Deputy Secretary Heather Bouchey oversees all programmatic Divisions within the Agency of Education including Data Management and Analysis, Education Quality, Federal Education Support Programs, Student Pathways, and Student Support Services. She earned her Bachelor of Science at Cornell University and Ph.D. at the University of Denver, with postdoctoral training at the University of Michigan. Deputy Secretary Bouchey has published extensively in the fields of education and psychology. The aspects of her work she loves most include both team development and collaborative problem-solving, as well as bringing data to bear on policy solutions. Having come from humble economic roots, Deputy Secretary Bouchey is deeply committed to ensuring that all students have access to meaningful educational opportunities that improve their chances for life success. Her postsecondary experiences as a first-generation college student profoundly shaped her identity and professional interests.
Howard Blumenthal created and produced the PBS television series, Where in the World Is Carmen Sandiego? He is currently a Senior Scholar at The University of Pennsylvania, studying learning and the lives of 21st-century children and teenagers. He travels the world, visiting K-12 schools, lecturing at universities, and interviewing young people for Kids on Earth, a global platform containing nearly 1,000 interview segments from Kentucky, Brazil, Sweden, India, and many other countries. Previously, he was a nationally syndicated newspaper columnist for The New York Times Syndicate, and United Features. He is the author of 24 books and several hundred articles about technology, learning, business, and human progress. As an executive, Howard was the CEO of a public television operation and several television production companies, and a state government official. Previously, he was a Senior Vice President for divisions of two large media companies, Hearst and Bertelsmann, and a consultant or project lead for Energizer, General Electric, American Express, CompuServe, Warner Communications, Merriam-Webster, Atari, and other companies.
Before the virus, more than a billion children and teenagers relied upon school for learning. After the virus (or, after the current wave of our current virus), basic assumptions about school and education are no longer reliable. School buildings may become unsafe for large numbers of students. The tax base may no longer support our current approach to school. Without the interaction provided by a formal school structure, students may follow their own curiosity. Many students now possess the technology to learn on their own. And many do not.
Reinventing.school is a new weekly web television series that considers what happens next week, next month, next school year, and the next five years. Hosted by University of Pennsylvania Senior Scholar Howard Blumenthal, Reinventing.school features interviews with teachers, principals, school district leadership, state and Federal government officials, ed-tech innovators, students, leading education professors, authors, realists and futurists from the United States and all over the world.

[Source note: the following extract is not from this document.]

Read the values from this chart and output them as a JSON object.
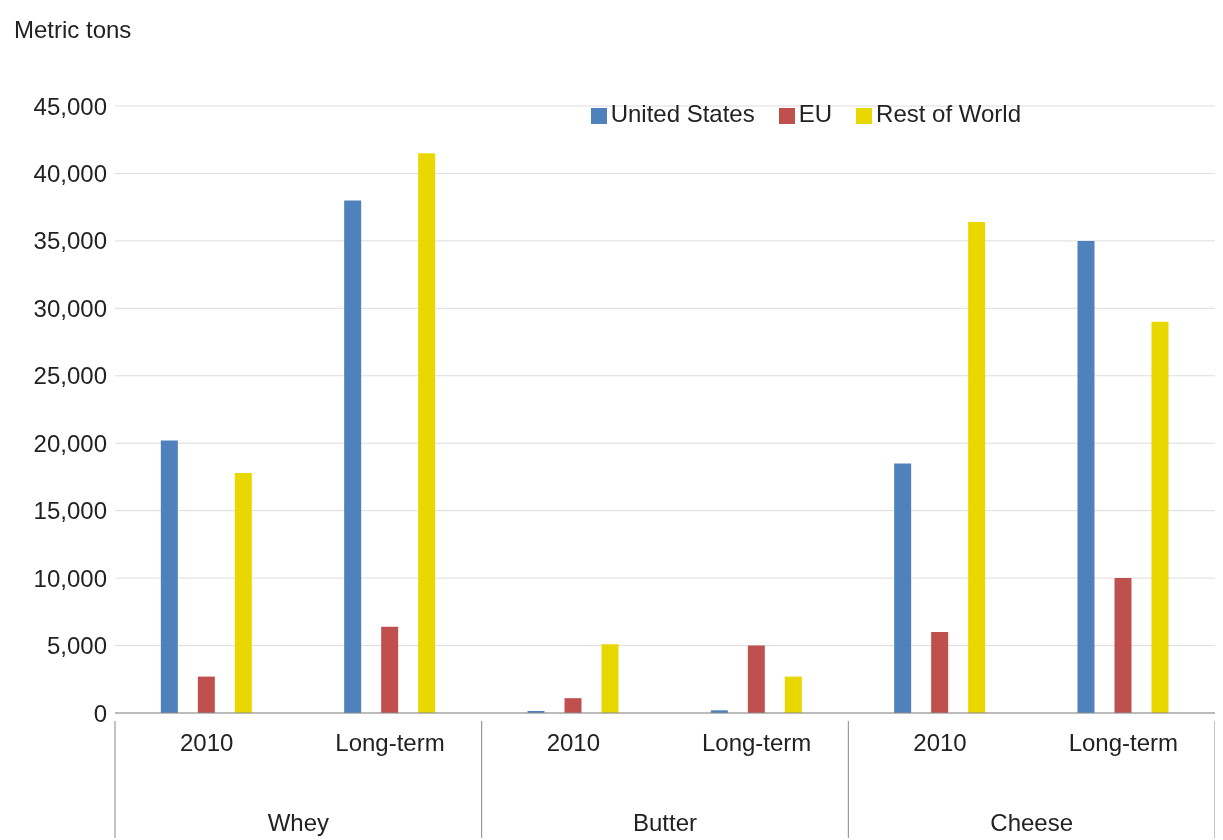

Each episode features 2-4 distinguished guests in conversation about high priority topics including, for example, the teaching of public health, long-term home schooling, technology access and its alternatives, the role of parents, friendship and social interaction, learning outside the curriculum, the future of testing and evaluation, interruption as part of the academic calendar, job security for teachers and support staff, setting (and rethinking) curriculum priorities, special needs, student perspectives on the job of school, the importance of play, the psychology of group dynamics and social interaction, preparing for future rounds of a virus (or cyberattack or impact of climate change, etc.), college readiness, higher education transformed, the higher education promise in an economically challenged world, and more. Clearly, there is much to discuss; nearly all of it ranks high on the list of priorities for raising the world’s children.